WeAct RP2040 board adds 16MB flash, USB-C port to Raspberry Pi Pico form factor

If the Raspberry Pi Pico’s 2MB of QSPI flash is not quite sufficient for your needs, and you’d not quite a fan of micro USB ports, the WeAct RP2040 “clone” comes with up to 16MB flash and a USB Type-C port for power and programming.

Another improvement is the addition of a reset button, which can be convenient for flashing UF2 firmware, and the pinout remains mostly the same. The price is not quite as low as the original Raspberry Pi Pico, but the board sells for an affordable $5.99 with 2MB flash, while the 16MB flash variant goes for $8.99 with shipping included in both cases.

Raspberry Pi Pico clone: WeAct RP2040

WeAct RP2040 specifications:

  • MCU – Raspberry Pi RP2040 dual-core Cortex-M0+ microcontroller @ 133 MHz (overclockable to 250+ MHz) with 264KB SRAM
  • Storage – 2MB to 16MB QSPI flash
  • USB – 1x USB 1.1 Type-C port used for power and programming
  • Expansion
    • 2x 20-pin 2.54mm pitch header and castellated holes with 28 GPIOs, 3x 12-bit ADC up to 500 Kbps, 2x UART, 2x I2C, 2x SPI, 16x PWM, 2x programmable high-speed I/O (for SD card, VGA, etc…)
    • 3.3V I/O voltage
  • Debugging – 4-pin Arm Serial Wire Debug (SWD) port
  • Misc – BOOTSEL button, NRST reset button, user LED (GP25), 1x Timer with 4x alarms, RTC
  • Power Supply – 5V via USB Type-C port or 2 to 5V DC via VSYS pin
  • Dimensions – 53 x 21.5mm (Pico is 51 x 21 mm)
WeAct RP2040 pinout

The board should remain compatible with Raspberry Pi Pico MicroPython and C/C++ SDKs, as well as community-supported firmware.
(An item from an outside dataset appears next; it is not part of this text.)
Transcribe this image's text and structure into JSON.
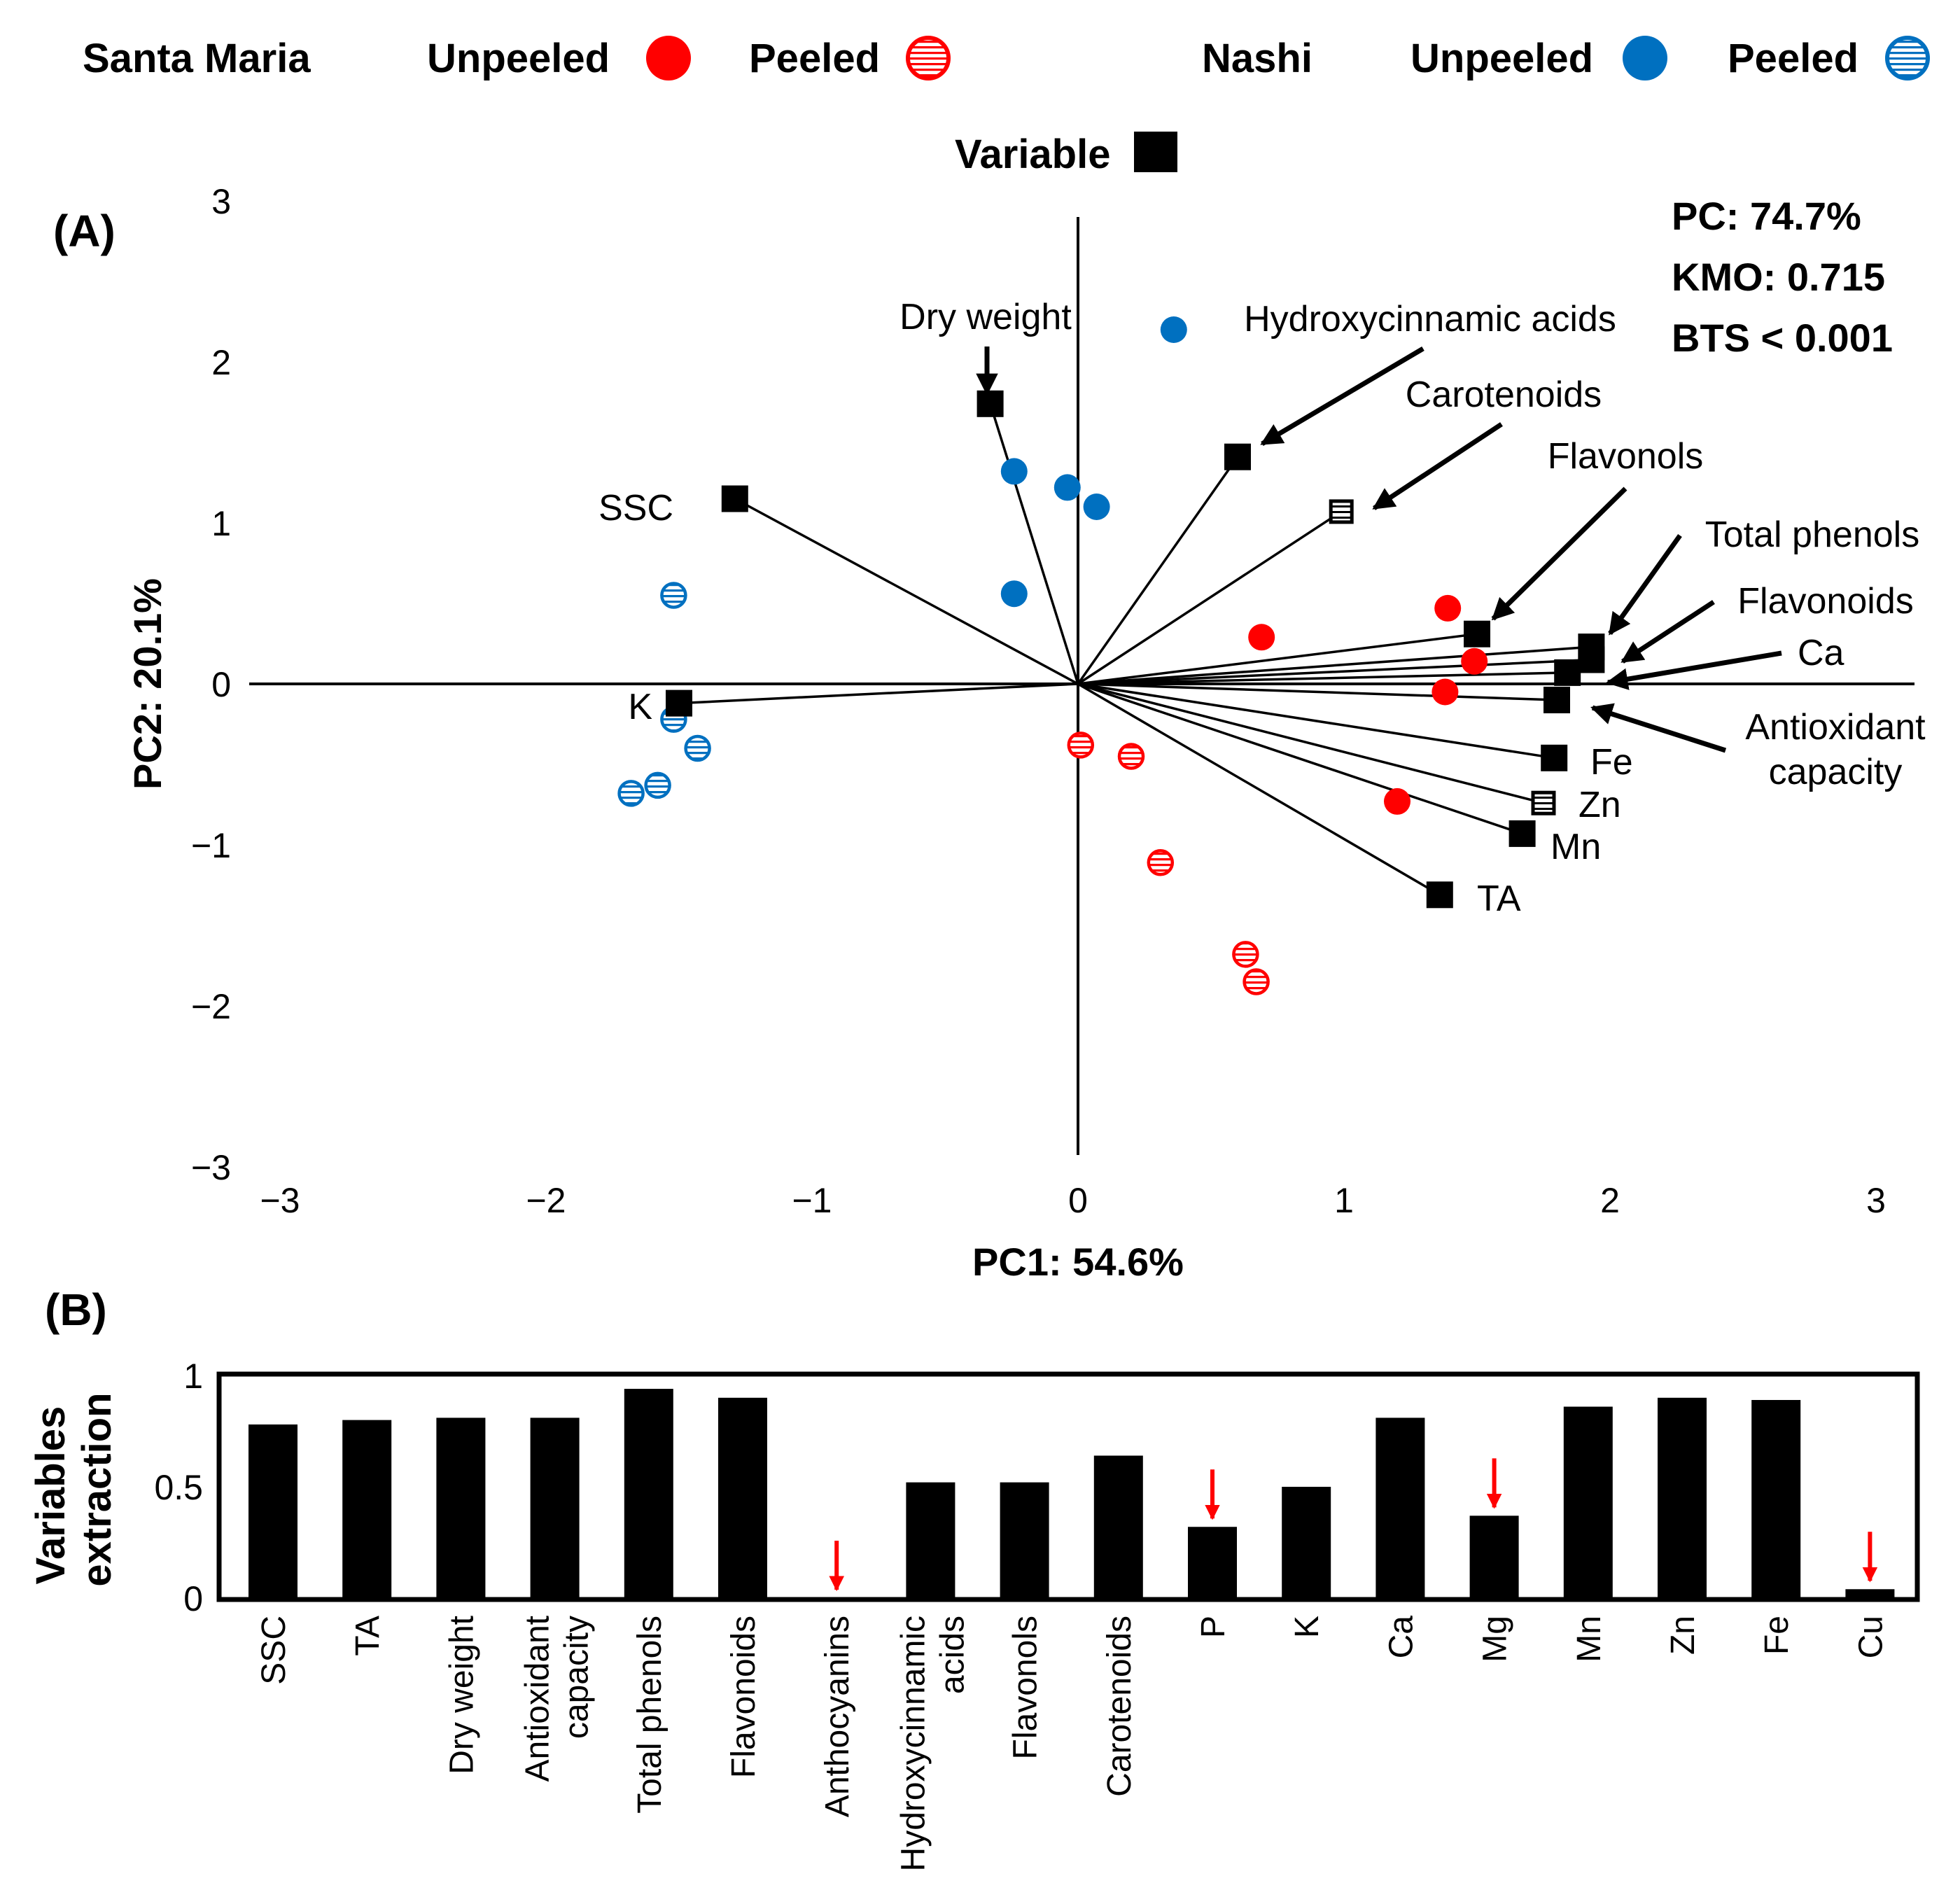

But there are some other small differences as well, as the castellated holes are gone, so if you had a baseboard design that used those, it won’t work with the WeAct RP2040, and the DEBUG header adds a 3.3V pin, and the pin arrangement is also different. While the left header (pin 1 to 20) pinout is exactly the same, there are some changes to the right header.

WeAct RP2040 vs Raspberry Pi Pico Pinout
WeAct vs Pico pinout (right side)

The “RUN” signal (pin 30) and 3.3V out (pin 36) are gone, with the plus side being that it makes place for two extra GPIOs (GP24 and GP29), but obviously, this could come at the cost of compatibility with firmware or baseboards depending on whether the pins 30 to 36 are used.

The board has been released at the end of last year, and some users already reported their experience on Raspberry Pi forums, and some claims the 2MB version is even cheaper to get than the Raspberry Pi Pico once VAT and shipping are taken into account. While I found it on Banggood first, WeAct is also selling the board for $2.43 to $5.62 on Aliexpress, but that does not include shipping ($3.23 extra to the US).